As we gather to in shul to do teshuva on Yom Kippur, how can we ask Hashem to have mercy, rachmanut, on us?
A beautiful example came from a video circulated this week ( https://tinyurl.com/yyzuzagb ) about the miraculous refuah of Teaneck’s own Micah Kaufman, who experienced immense highs and lows over the year 5780. Just prior to Rosh Hashanah last year he met the woman to whom he’d donated his own kidney, through Renewal, and saw, in person, the consequences of his mitzvah and the family he’d brought back together. He spent the next months doing bikur cholim, visiting other fellow kidney donors in the hospital and provided them with the unique chizuk and brachot one can provide only if they have “been there too.”
But a few months later, Micah’s own life hung in the balance as the community prayed for him after he was hit by a car. The same crash claimed the life of Teaneck’s Shelly Mermelstein, z”l. As Micah lay in a coma, the community came together in honest, urgent tefillah. Each synagogue in Teaneck, Bergenfield and many others said Tehillim in Micah’s zechut for many weeks. Many donated funds in the merit of his refuah and many others committed to doing various mitzvot on his behalf.
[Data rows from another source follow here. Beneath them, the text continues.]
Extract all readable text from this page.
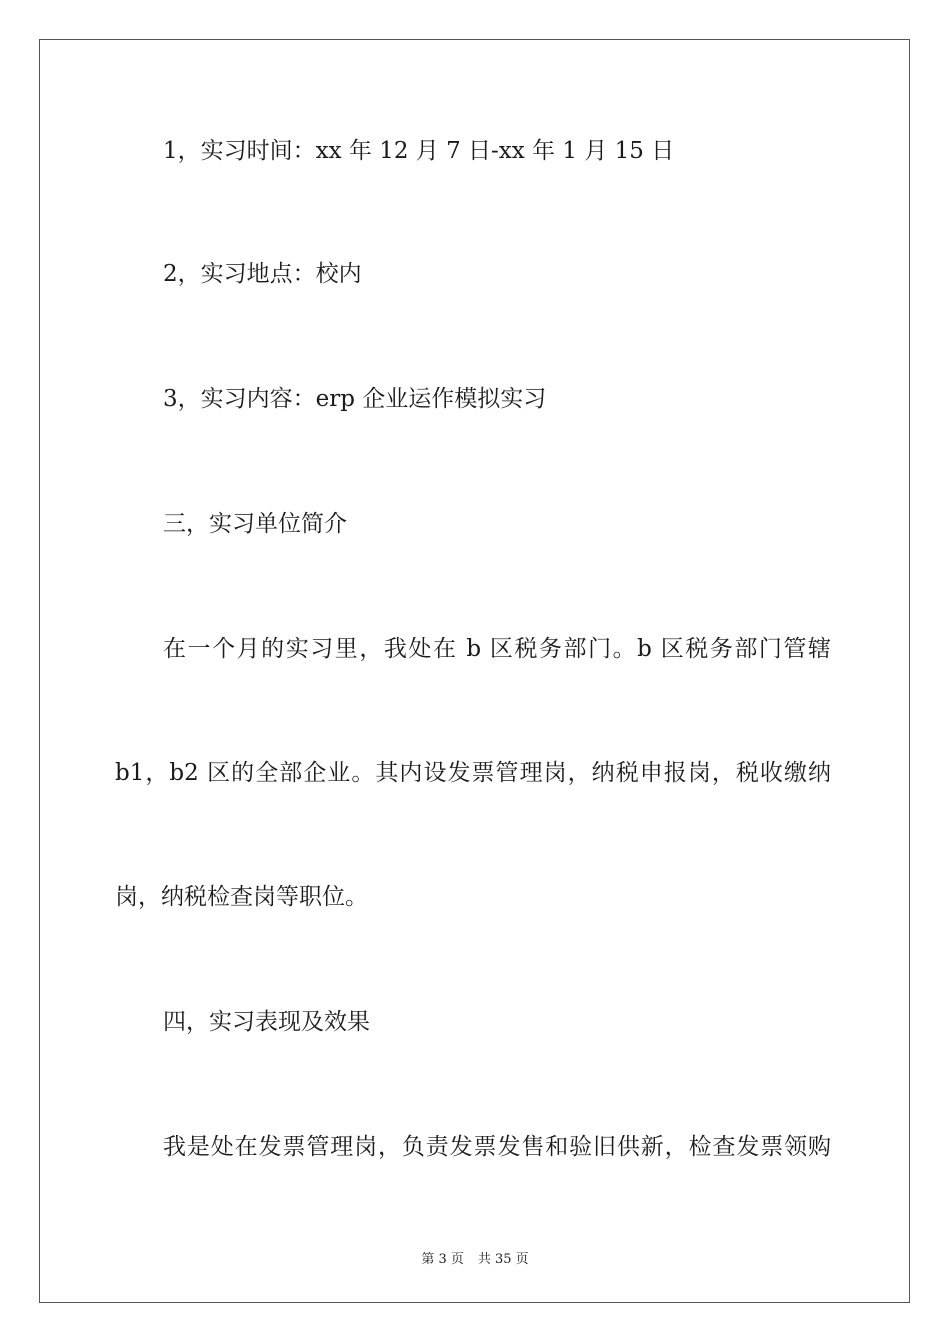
1，实习时间：xx 年 12 月 7 日-xx 年 1 月 15 日
2，实习地点：校内
3，实习内容：erp 企业运作模拟实习
三，实习单位简介
在一个月的实习里，我处在 b 区税务部门。b 区税务部门管辖
b1，b2 区的全部企业。其内设发票管理岗，纳税申报岗，税收缴纳
岗，纳税检查岗等职位。
四，实习表现及效果
我是处在发票管理岗，负责发票发售和验旧供新，检查发票领购
第 3 页 共 35 页
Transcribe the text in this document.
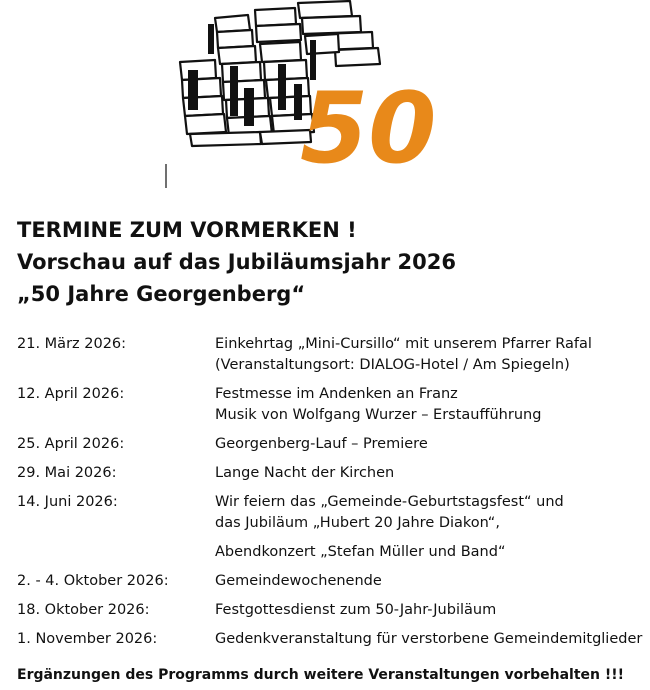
50
TERMINE ZUM VORMERKEN !
Vorschau auf das Jubiläumsjahr 2026
„50 Jahre Georgenberg“
21. März 2026:	Einkehrtag „Mini-Cursillo“ mit unserem Pfarrer Rafal
(Veranstaltungsort: DIALOG-Hotel / Am Spiegeln)
12. April 2026:	Festmesse im Andenken an Franz
Musik von Wolfgang Wurzer – Erstaufführung
25. April 2026:	Georgenberg-Lauf – Premiere
29. Mai 2026:	Lange Nacht der Kirchen
14. Juni 2026:	Wir feiern das „Gemeinde-Geburtstagsfest“ und
das Jubiläum „Hubert 20 Jahre Diakon“,
Abendkonzert „Stefan Müller und Band“
2. - 4. Oktober 2026:	Gemeindewochenende
18. Oktober 2026:	Festgottesdienst zum 50-Jahr-Jubiläum
1. November 2026:	Gedenkveranstaltung für verstorbene Gemeindemitglieder
Ergänzungen des Programms durch weitere Veranstaltungen vorbehalten !!!
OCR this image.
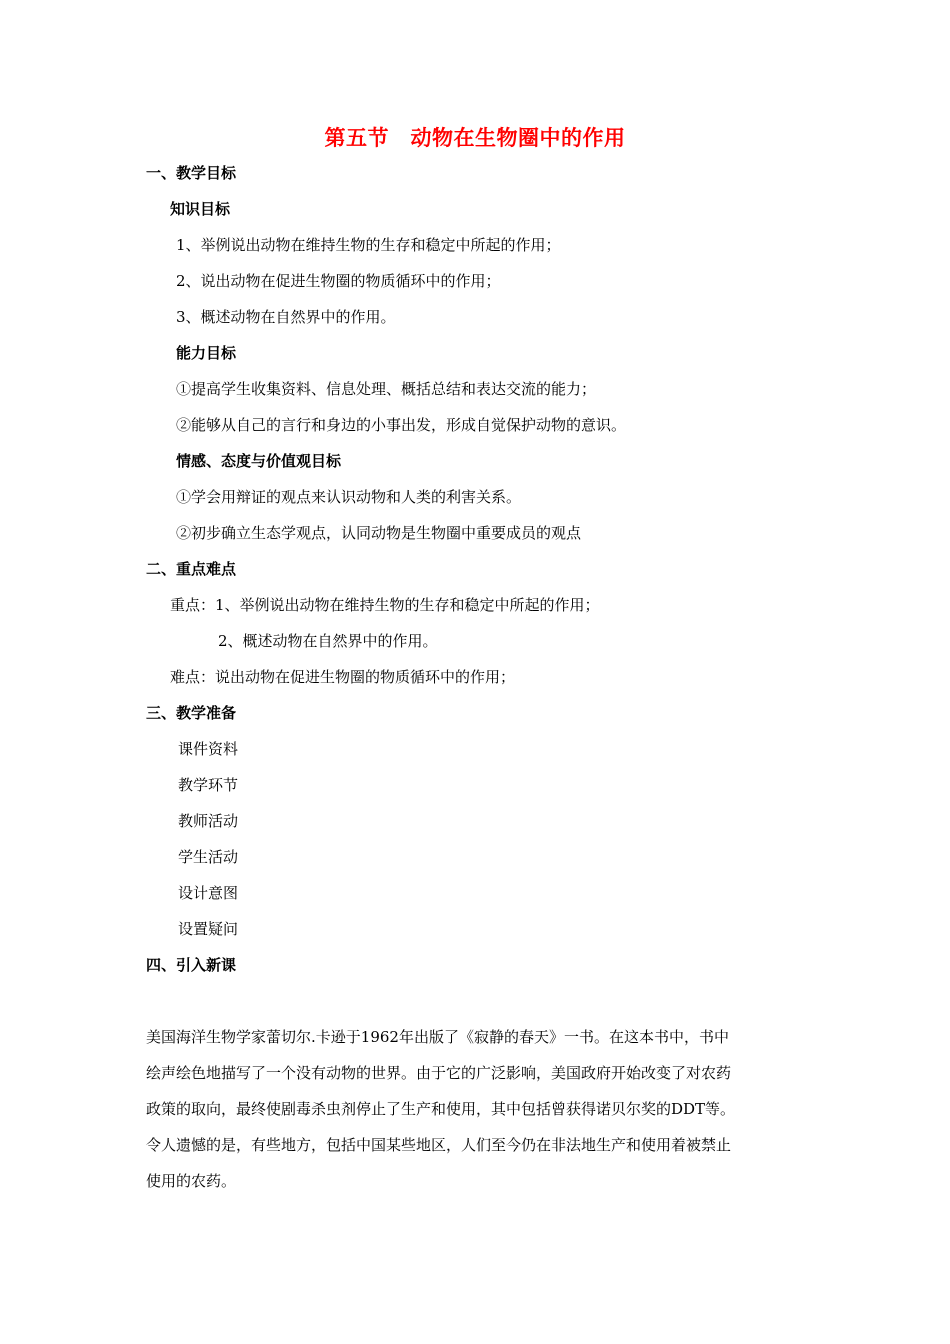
第五节　动物在生物圈中的作用
一、教学目标
知识目标
1、举例说出动物在维持生物的生存和稳定中所起的作用；
2、说出动物在促进生物圈的物质循环中的作用；
3、概述动物在自然界中的作用。
能力目标
①提高学生收集资料、信息处理、概括总结和表达交流的能力；
②能够从自己的言行和身边的小事出发，形成自觉保护动物的意识。
情感、态度与价值观目标
①学会用辩证的观点来认识动物和人类的利害关系。
②初步确立生态学观点，认同动物是生物圈中重要成员的观点
二、重点难点
重点：1、举例说出动物在维持生物的生存和稳定中所起的作用；
2、概述动物在自然界中的作用。
难点：说出动物在促进生物圈的物质循环中的作用；
三、教学准备
课件资料
教学环节
教师活动
学生活动
设计意图
设置疑问
四、引入新课

美国海洋生物学家蕾切尔.卡逊于1962年出版了《寂静的春天》一书。在这本书中，书中

绘声绘色地描写了一个没有动物的世界。由于它的广泛影响，美国政府开始改变了对农药

政策的取向，最终使剧毒杀虫剂停止了生产和使用，其中包括曾获得诺贝尔奖的DDT等。

令人遗憾的是，有些地方，包括中国某些地区，人们至今仍在非法地生产和使用着被禁止

使用的农药。
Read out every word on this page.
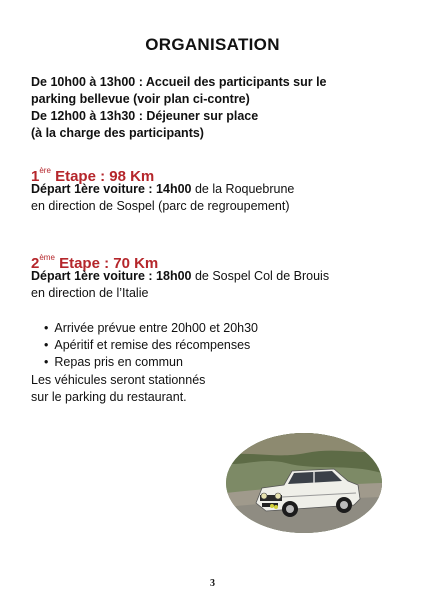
ORGANISATION
De 10h00 à 13h00 : Accueil des participants sur le
parking bellevue (voir plan ci-contre)
De 12h00 à 13h30 : Déjeuner sur place
(à la charge des participants)
1ère Etape : 98 Km
Départ 1ère voiture : 14h00 de la Roquebrune
en direction de Sospel (parc de regroupement)
2ème Etape : 70 Km
Départ 1ère voiture : 18h00 de Sospel Col de Brouis
en direction de l’Italie
• Arrivée prévue entre 20h00 et 20h30
• Apéritif et remise des récompenses
• Repas pris en commun
Les véhicules seront stationnés
sur le parking du restaurant.
3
The communal prayer was simple: Have mercy on this ish chesed. Have mercy on him and return us to one another. It was with incredible thanks to Hashem that Micah began the extremely difficult road to recovery. Today he is not just on the mend, but thriving, baruch Hashem.
In Micah’s own words, presented live at Yeshivat Frisch’s teshuva program this week: “My story is testament to the power of prayer.”
This Yom Kippur, our community must pray. We must ask, again, for mercy from Hashem. The prayer is much the same: We ask that Hashem return us to one another. We ask that Hashem remove this terrible magefa (plague) from our midst, as we know that even as Hashem creates a disease, He also creates the cure.
We pray that we will be able to daven and sing together again. That we will not have to be socially distanced and “remote,” but that we can be socially close and “present.” That we can hug our parents, children, grandchildren and friends again, travel without fear and dance at smachot. We ask for mercy so there will be no more disappointment for our children, no more discomfort for the youngest among us, who had their year so incredibly altered and isolated. We pray that they have strength to recover from the stress this magefa created. We pray that there will have been positivity and goodness remembered even in this time of isolation.
We pray for mercy from Hashem. We pray as though all our friends’ lives hang in the balance. Because they do.